Despoina lit the candle inside and burnt the incense in the porta of the monastery.
Although Manolis tried to help me about mushroom searching, I did not have the eye for that, so I was simply walking without any results. At least edible results. He told me about the right way of taking mushrooms off: “Most of the people don’t know how to collect them properly and they do damage to the area. The right way is to plug them all, or cut them from where they grow and then cover them with brunches to avoid drying out.”

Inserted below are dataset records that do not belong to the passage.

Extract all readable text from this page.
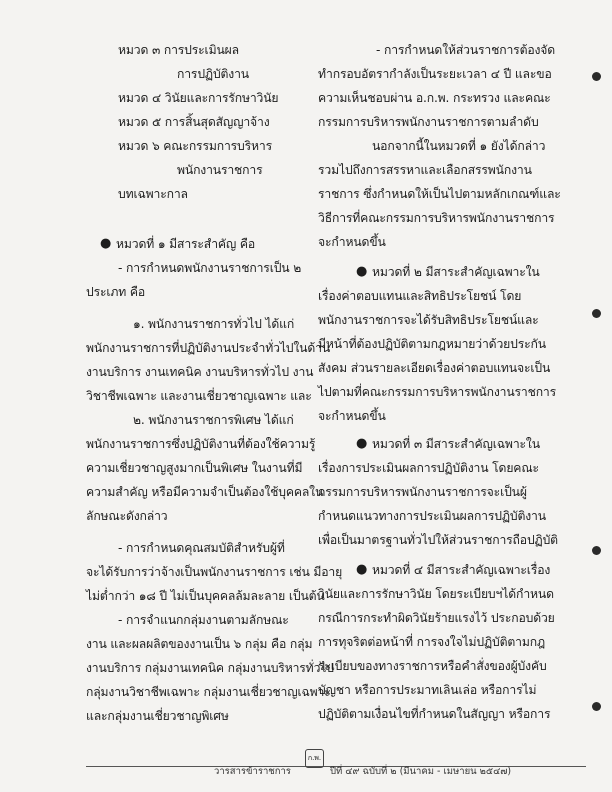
หมวด ๓ การประเมินผล
การปฏิบัติงาน
หมวด ๔ วินัยและการรักษาวินัย
หมวด ๕ การสิ้นสุดสัญญาจ้าง
หมวด ๖ คณะกรรมการบริหาร
พนักงานราชการ
บทเฉพาะกาล
● หมวดที่ ๑ มีสาระสำคัญ คือ
- การกำหนดพนักงานราชการเป็น ๒
ประเภท คือ
๑. พนักงานราชการทั่วไป ได้แก่
พนักงานราชการที่ปฏิบัติงานประจำทั่วไปในด้าน
งานบริการ งานเทคนิค งานบริหารทั่วไป งาน
วิชาชีพเฉพาะ และงานเชี่ยวชาญเฉพาะ และ
๒. พนักงานราชการพิเศษ ได้แก่
พนักงานราชการซึ่งปฏิบัติงานที่ต้องใช้ความรู้
ความเชี่ยวชาญสูงมากเป็นพิเศษ ในงานที่มี
ความสำคัญ หรือมีความจำเป็นต้องใช้บุคคลใน
ลักษณะดังกล่าว
- การกำหนดคุณสมบัติสำหรับผู้ที่
จะได้รับการว่าจ้างเป็นพนักงานราชการ เช่น มีอายุ
ไม่ต่ำกว่า ๑๘ ปี ไม่เป็นบุคคลล้มละลาย เป็นต้น
- การจำแนกกลุ่มงานตามลักษณะ
งาน และผลผลิตของงานเป็น ๖ กลุ่ม คือ กลุ่ม
งานบริการ กลุ่มงานเทคนิค กลุ่มงานบริหารทั่วไป
กลุ่มงานวิชาชีพเฉพาะ กลุ่มงานเชี่ยวชาญเฉพาะ
และกลุ่มงานเชี่ยวชาญพิเศษ
- การกำหนดให้ส่วนราชการต้องจัด
ทำกรอบอัตรากำลังเป็นระยะเวลา ๔ ปี และขอ
ความเห็นชอบผ่าน อ.ก.พ. กระทรวง และคณะ
กรรมการบริหารพนักงานราชการตามลำดับ
นอกจากนี้ในหมวดที่ ๑ ยังได้กล่าว
รวมไปถึงการสรรหาและเลือกสรรพนักงาน
ราชการ ซึ่งกำหนดให้เป็นไปตามหลักเกณฑ์และ
วิธีการที่คณะกรรมการบริหารพนักงานราชการ
จะกำหนดขึ้น
● หมวดที่ ๒ มีสาระสำคัญเฉพาะใน
เรื่องค่าตอบแทนและสิทธิประโยชน์ โดย
พนักงานราชการจะได้รับสิทธิประโยชน์และ
มีหน้าที่ต้องปฏิบัติตามกฎหมายว่าด้วยประกัน
สังคม ส่วนรายละเอียดเรื่องค่าตอบแทนจะเป็น
ไปตามที่คณะกรรมการบริหารพนักงานราชการ
จะกำหนดขึ้น
● หมวดที่ ๓ มีสาระสำคัญเฉพาะใน
เรื่องการประเมินผลการปฏิบัติงาน โดยคณะ
กรรมการบริหารพนักงานราชการจะเป็นผู้
กำหนดแนวทางการประเมินผลการปฏิบัติงาน
เพื่อเป็นมาตรฐานทั่วไปให้ส่วนราชการถือปฏิบัติ
● หมวดที่ ๔ มีสาระสำคัญเฉพาะเรื่อง
วินัยและการรักษาวินัย โดยระเบียบฯได้กำหนด
กรณีการกระทำผิดวินัยร้ายแรงไว้ ประกอบด้วย
การทุจริตต่อหน้าที่ การจงใจไม่ปฏิบัติตามกฎ
ระเบียบของทางราชการหรือคำสั่งของผู้บังคับ
บัญชา หรือการประมาทเลินเล่อ หรือการไม่
ปฏิบัติตามเงื่อนไขที่กำหนดในสัญญา หรือการ
วารสารข้าราชการ
ก.พ.
ปีที่ ๔๙ ฉบับที่ ๒ (มีนาคม - เมษายน ๒๕๔๗)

He did collect some eatable ones. He said that the forest did not have many mushrooms that day. But Manolis found agaricus, lepiota mastoidea, and lepista nunda species.
We went back to Old Monolithos taverna, where Despoina and Manolis were cooking a wonderful lunch in 20 minutes, which included 2 different mushroom recipes. One from Despoina, and one from Manoli. And why is it healthy to eat mushrooms? Because they contain potassium, phosphorus, selenium and they have a high protein content.
Here you are both mushroom dishes of Despoina and Manolis:
1. Fried mushrooms by Despoina
Put the mushrooms into boiling salty water for few seconds and then drain them. Mix 1-2 eggs with oregano, salt and pepper. Dip the mushrooms into flour, then into the eggs, finally into bread crumbs, and fry them in very hot oil to have a golden-brown color.
2. Mushrooms in the pan by Manolis
Pour some olive oil in a pan, heat it up. Add the mushrooms, add roughly chopped garlic (which highlights the taste of the mushrooms), grinded coriander seeds, little pepper, chili pepper flakes, dry white wine, metaxa for a little sweet flavour. Fry them together until the mushroom is ready, and few seconds before you take it off from the fire add a little bit of flour on top. Finally add fresh finely chopped parsley on top that helps us in the better digestion of mushrooms.
In the meanwhile Despoina was frying potatoes for us and then made an amazing Greek salad in few minutes.
Royal table in 20 minutes of course with some local village bread:
And also Beba was asking for her treat on the floor:
It was such a wonderful experience. Knowing more and more about nature, food culture, and the way how we can live more and more connected to it gives me unbeliveable joy. Nature is the only direction – inside and outside also.
And before finishing this post I would like to add 2 more traditional mushroom recipes, both from Istrios village which I translated from the truly amazing book: ‘Makria Mirodia’ (more information here). A book that gathered the traditional recipes of all the villages of Rhodes island.
Mushroom with tomatoe sauce / μανιτες γιαχνι
- 600 gr mushroom
- 1 medium onion chopped
- 2 cloves of garlic chopped
- 1/2 cup olive oil
- 1/2 cup home made tomatoe sauce
- salt, pepper
Wash the mushrooms well and cut them into 4 pieces, or only 2 (if they are small). Pour the olive oil in a pan to heat up. Put inside the mushrooms also and fry them. Add the onion. When they become withered add the garlic, the tomatoe sauce, the salt and the pepper. Leave it on the fire for about 7-8 minutes.
Mushrooms in the pan / μανιτες στο τηγανι
- 600 gr mushroom
- 1 medium onion chopped
- 1/2 cup olive oil
- 1 teaspoon cumin
- salt, pepper
Wash the mushrooms well and cut them into 4 pieces, or only 2 (if they are small). Pour the olive oil in a pan to heat up. Put inside the mushrooms also and fry them. Add the onion, the cumin, the salt and pepper. We continue frying them until it is ready.